両方の側面を表現することを楽しんだわ。人間って、内面にいろいろな側面を持っているものだから。このキャラクターを演じて、自分についての新しいものを発見することができたわ。メイソンは、自分が思っていることはハッキリ言わなければいけないということを私に教えてくれた。つまり、自分が重要だと考えることを伝えなければいけないってことを、彼女を演じることを通して学んだの。他の人みんなが賛成しなくても、間違っているということではないから。真実って、時間が経てば明らかになるものだしね。

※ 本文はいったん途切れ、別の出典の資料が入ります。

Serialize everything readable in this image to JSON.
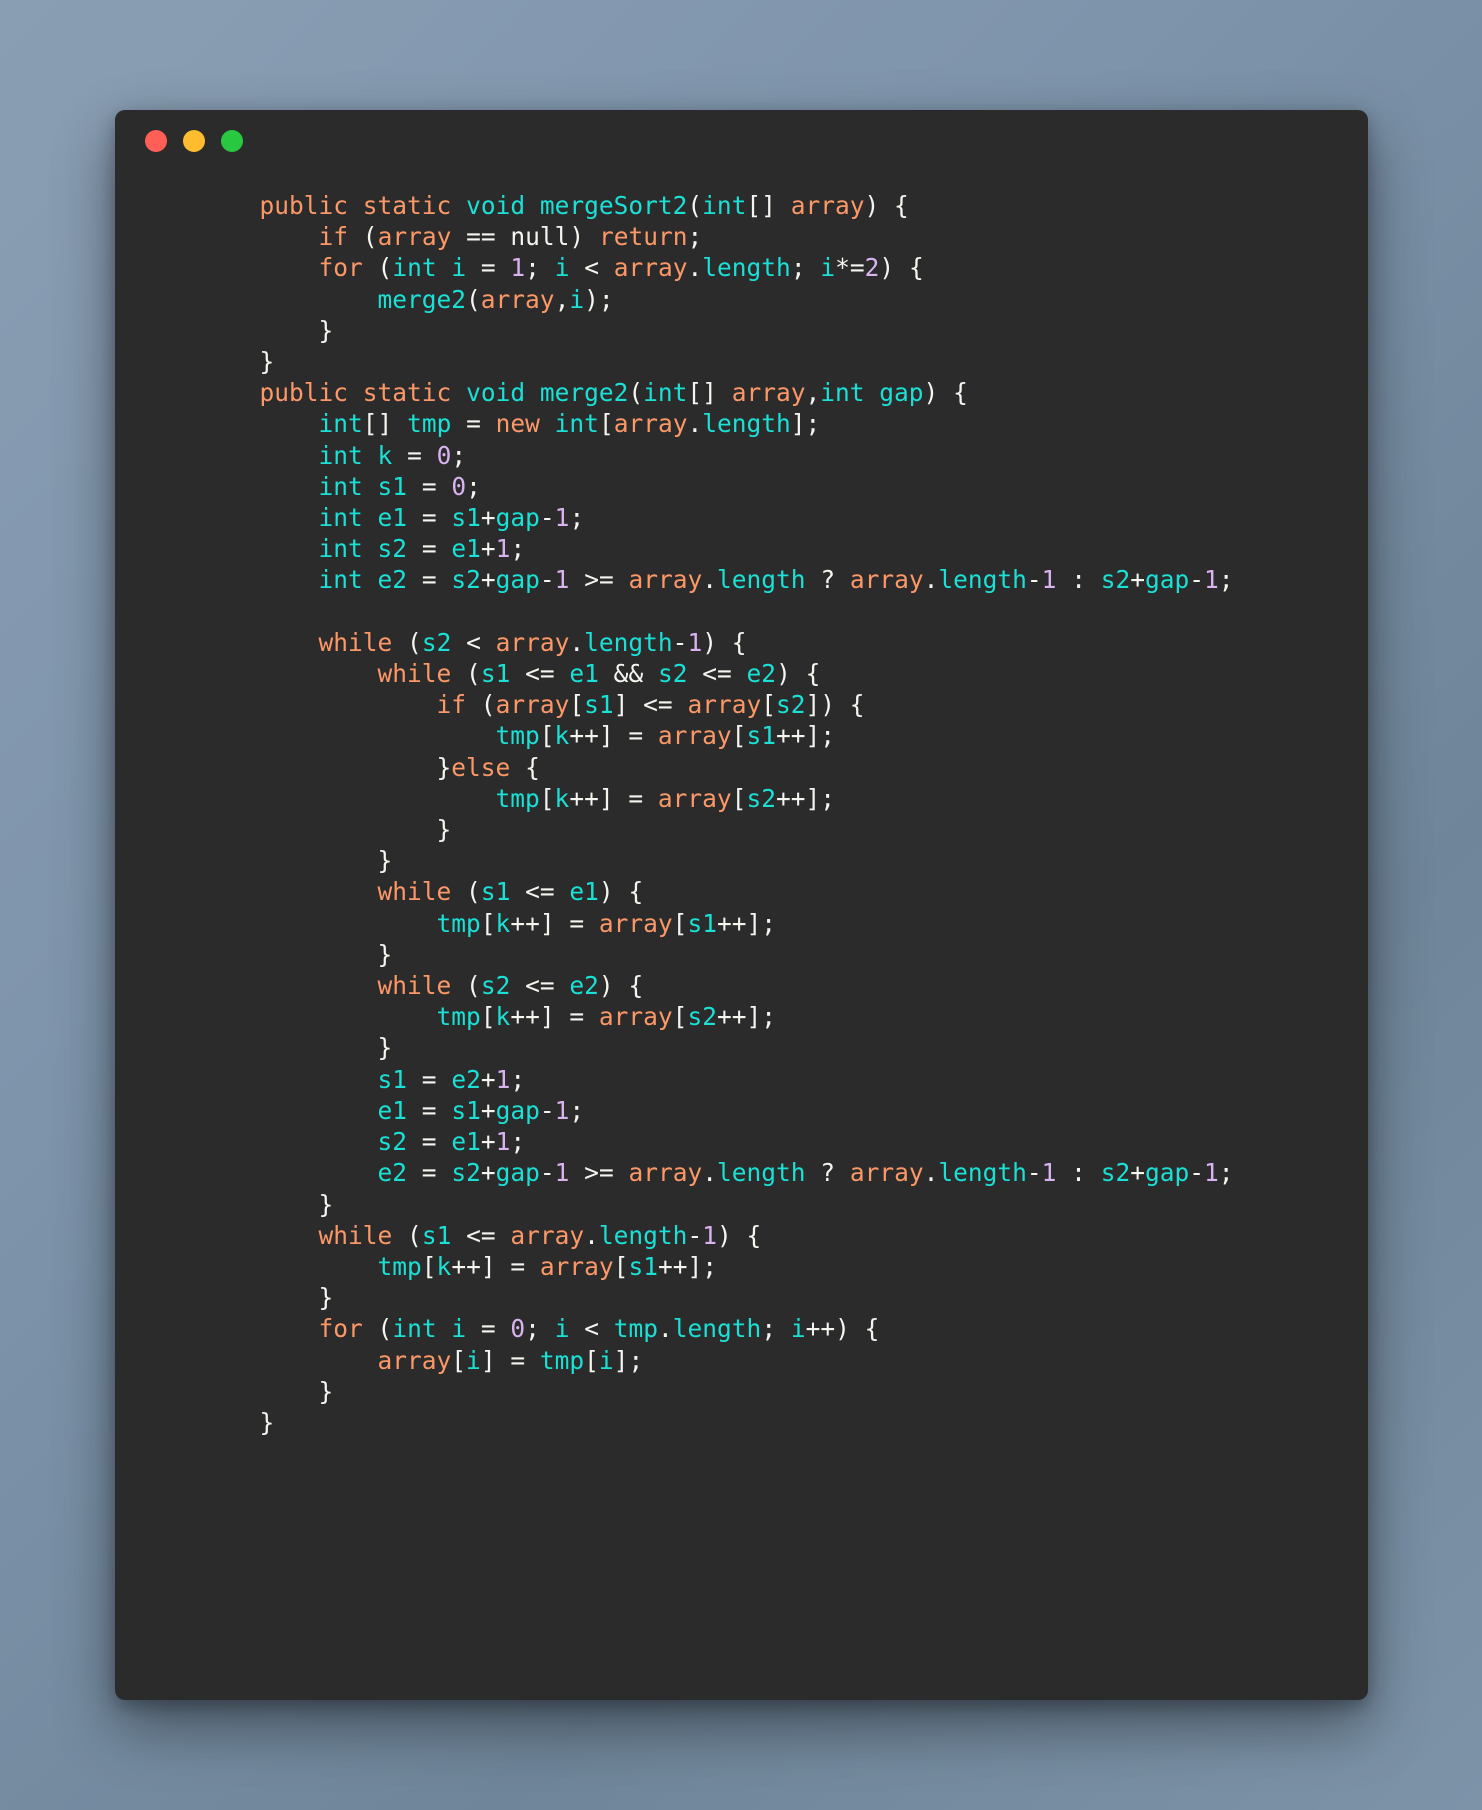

―戦場カメラマンという女性を演じるうえでは、どんな役作りを?

実際に戦場カメラマンという職業がどんなものであるかを調べる必要があったわ。70年代に活躍した勇気ある女性の戦場カメラマンについての資料を読んだの。あと、今でもそういった戦場カメラマンがいるから、彼らと話をしたわ。そういった情報を基にして、キャラクターを構築し始めたの。高校の頃には、写真の授業を取っていたのよ。カメラの扱い方を知っていたから、本作をきっかけにまた写真を撮るようになったわ。カメラの扱い方に慣れるって、メイソンを演じる上ではすごく重要なの。これだけ画面が大きいと、カメラ使いが上手くないと、すぐにバレてしまうから。それに、当時のカメラの方が扱い方は複雑だわ。しかもモンスターたちから逃げているわけだから、すごく大変だった(笑)。他にも、毎日2時間のフィジカルトレーニングを積んだの。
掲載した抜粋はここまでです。